Religijność świadomie odziedziczona

Ponieważ ten sposób akceptacji religii nie jest tak spektakularny, jak przeżycie kluczowe, rzadziej bywa zauważany i opisywany. A jednak świadome przyjęcie zasad wiary przekazanej przez przodków wymaga zazwyczaj dużo większego wysiłku, niż przyjęcie nowej wiary i żarliwość neofity. Chrześcijanie, którzy „dziedziczą” wiarę zazwyczaj poprzestają na religijności konformistycznej i zrytualizowanej, czyli zachowują zewnętrzne oznaki religii, nie wdając się w teologiczne rozważania. Na ogół nie rozwijają też emocjonalnej wrażliwości na religię, co oznaczałoby pogłębione, osobiste przeżywanie liturgii i modlitwy oraz świadomą, przemyślaną akceptację religijnych zasad moralnych. Kierują się raczej posłuszeństwem wobec tradycji niż własną oceną. Bardzo trudno jest znaleźć uzasadnienie dla wiary, którą przejmuje się od przodków bez szczególnego uzasadnienia. Rzeczywiste zaakceptowanie chrześcijaństwa jest bowiem równoznaczne z jego dogłębnym przeżyciem, zrozumieniem zasad wiary i uznaniem ich za integralną część osobowości. A zatem wymaga wypracowania własnej opinii.
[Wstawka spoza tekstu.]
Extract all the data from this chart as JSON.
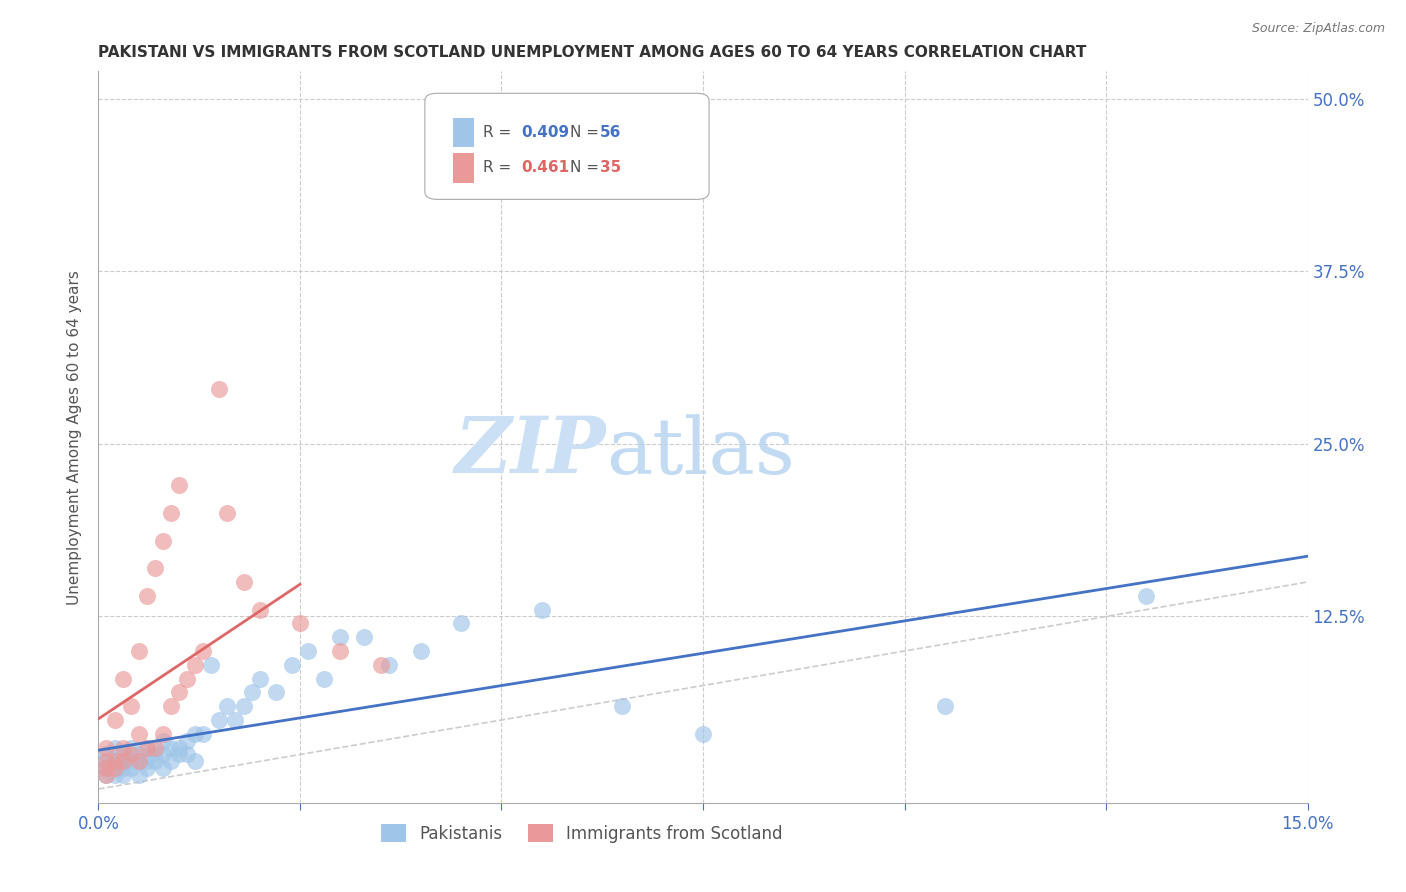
{
  "title": "PAKISTANI VS IMMIGRANTS FROM SCOTLAND UNEMPLOYMENT AMONG AGES 60 TO 64 YEARS CORRELATION CHART",
  "source": "Source: ZipAtlas.com",
  "ylabel": "Unemployment Among Ages 60 to 64 years",
  "xlim": [
    0.0,
    0.15
  ],
  "ylim": [
    -0.01,
    0.52
  ],
  "blue_color": "#9fc5e8",
  "pink_color": "#ea9999",
  "blue_line_color": "#4472c4",
  "pink_line_color": "#e06666",
  "grid_color": "#cccccc",
  "watermark_zip_color": "#cce0f5",
  "watermark_atlas_color": "#b8d4f0",
  "r_blue": 0.409,
  "n_blue": 56,
  "r_pink": 0.461,
  "n_pink": 35,
  "pakistani_x": [
    0.001,
    0.001,
    0.001,
    0.001,
    0.002,
    0.002,
    0.002,
    0.002,
    0.003,
    0.003,
    0.003,
    0.003,
    0.004,
    0.004,
    0.004,
    0.005,
    0.005,
    0.005,
    0.006,
    0.006,
    0.006,
    0.007,
    0.007,
    0.008,
    0.008,
    0.008,
    0.009,
    0.009,
    0.01,
    0.01,
    0.011,
    0.011,
    0.012,
    0.012,
    0.013,
    0.014,
    0.015,
    0.016,
    0.017,
    0.018,
    0.019,
    0.02,
    0.022,
    0.024,
    0.026,
    0.028,
    0.03,
    0.033,
    0.036,
    0.04,
    0.045,
    0.055,
    0.065,
    0.075,
    0.105,
    0.13
  ],
  "pakistani_y": [
    0.01,
    0.015,
    0.02,
    0.025,
    0.01,
    0.015,
    0.02,
    0.03,
    0.01,
    0.015,
    0.02,
    0.025,
    0.015,
    0.02,
    0.03,
    0.01,
    0.02,
    0.025,
    0.015,
    0.02,
    0.03,
    0.02,
    0.025,
    0.015,
    0.025,
    0.035,
    0.02,
    0.03,
    0.025,
    0.03,
    0.025,
    0.035,
    0.02,
    0.04,
    0.04,
    0.09,
    0.05,
    0.06,
    0.05,
    0.06,
    0.07,
    0.08,
    0.07,
    0.09,
    0.1,
    0.08,
    0.11,
    0.11,
    0.09,
    0.1,
    0.12,
    0.13,
    0.06,
    0.04,
    0.06,
    0.14
  ],
  "scotland_x": [
    0.001,
    0.001,
    0.001,
    0.001,
    0.002,
    0.002,
    0.002,
    0.003,
    0.003,
    0.003,
    0.004,
    0.004,
    0.005,
    0.005,
    0.005,
    0.006,
    0.006,
    0.007,
    0.007,
    0.008,
    0.008,
    0.009,
    0.009,
    0.01,
    0.01,
    0.011,
    0.012,
    0.013,
    0.015,
    0.016,
    0.018,
    0.02,
    0.025,
    0.03,
    0.035
  ],
  "scotland_y": [
    0.01,
    0.015,
    0.02,
    0.03,
    0.015,
    0.02,
    0.05,
    0.02,
    0.03,
    0.08,
    0.025,
    0.06,
    0.02,
    0.04,
    0.1,
    0.03,
    0.14,
    0.03,
    0.16,
    0.04,
    0.18,
    0.06,
    0.2,
    0.07,
    0.22,
    0.08,
    0.09,
    0.1,
    0.29,
    0.2,
    0.15,
    0.13,
    0.12,
    0.1,
    0.09
  ]
}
Wierzę, jak wierzyli przodkowie - Stefan Wyszyński

Stefan Wyszyński (1901-1981) wiary katolickiej nauczył się od rodziców Stanisława, organisty w Zuzeli nad Bugiem (Mazowsze), i Julianny. Od nich też przejął kult maryjny. Nie zatrzymał się jednak na powierzchownym udziale w rytuałach, lecz starał się zrozumieć ich głębszy sens, co zaprowadziło go do seminarium duchownego we Włocławku. Potem było wyświęcenie na kapłana w 1924 r., sakra biskupia w 1946 r. i urząd kardynalski w 1953 r. Od roku 1948 był prymasem Polski, czyli najwyższym zwierzchnikiem Kościoła katolickiego w Polsce. Przeszedł do historii jako ten, który w okresie stalinowskim bronił religijnej tradycji polskiego katolicyzmu przed wpływami komunizmu. Za swój upór, a zwłaszcza niezgodę na podporządkowanie Kościoła komunistycznym władzom, był więziony w latach 1953-1956. Stał się symbolem walki z Sowietami, która po latach miała doprowadzić do wyzwolenia Polski spod radzieciej okupacji.

Siła Wyszyńskiego płynęła z głębokiego przekonania o słuszności sprawy, o którą walczył. Dla niego katolicyzm nie był tylko tradycją, folklorem czy zbiorem rytuałów, lecz stanowił nieusuwalny element jego osobowości i jego pojmowania świata. Początkowo wierzył, ponieważ tak go nauczono, ale z czasem uwierzył naprawdę, kiedy głęboko wczuł się w zasady religii i uznał je za niezbywalną część własnej osobowości bez odwoływania się do cudownych zdarzeń i nakazów tradycji. Osobista wiara Wyszyńskiego nie miała więc charakteru naiwnej religijności ludowej ani też tradycyjnej religijności konformistycznej, lecz wynikała z głębokiego intelektualnego przepracowania zasad katolicyzmu. Niestety w swojej działalności publicznej musiał oprzeć się na najprymitywniejszej religijności ludowej, bo tylko taka przemawiała do szerokich niewykształconych mas. W konsekwencji przyczynił się do zbudowania bardzo konserwatywnego Kościoła polskiego, zamkniętego na świat zewnętrzny, ksenofobicznego, zdominowanego przez tradycjonalizm i płytką wiarę opartą na kolorowych rytuałach i jarmarcznych opowieściach o cudach.

Prymas zmarł w roku 1981 po kilkuletnim zmaganiu się z nowotworem jamy brzusznej. Zdążył jeszcze pogratulować krakowskiemu biskupowi Karolowi Wojtyle wyboru na papieża w roku 1978.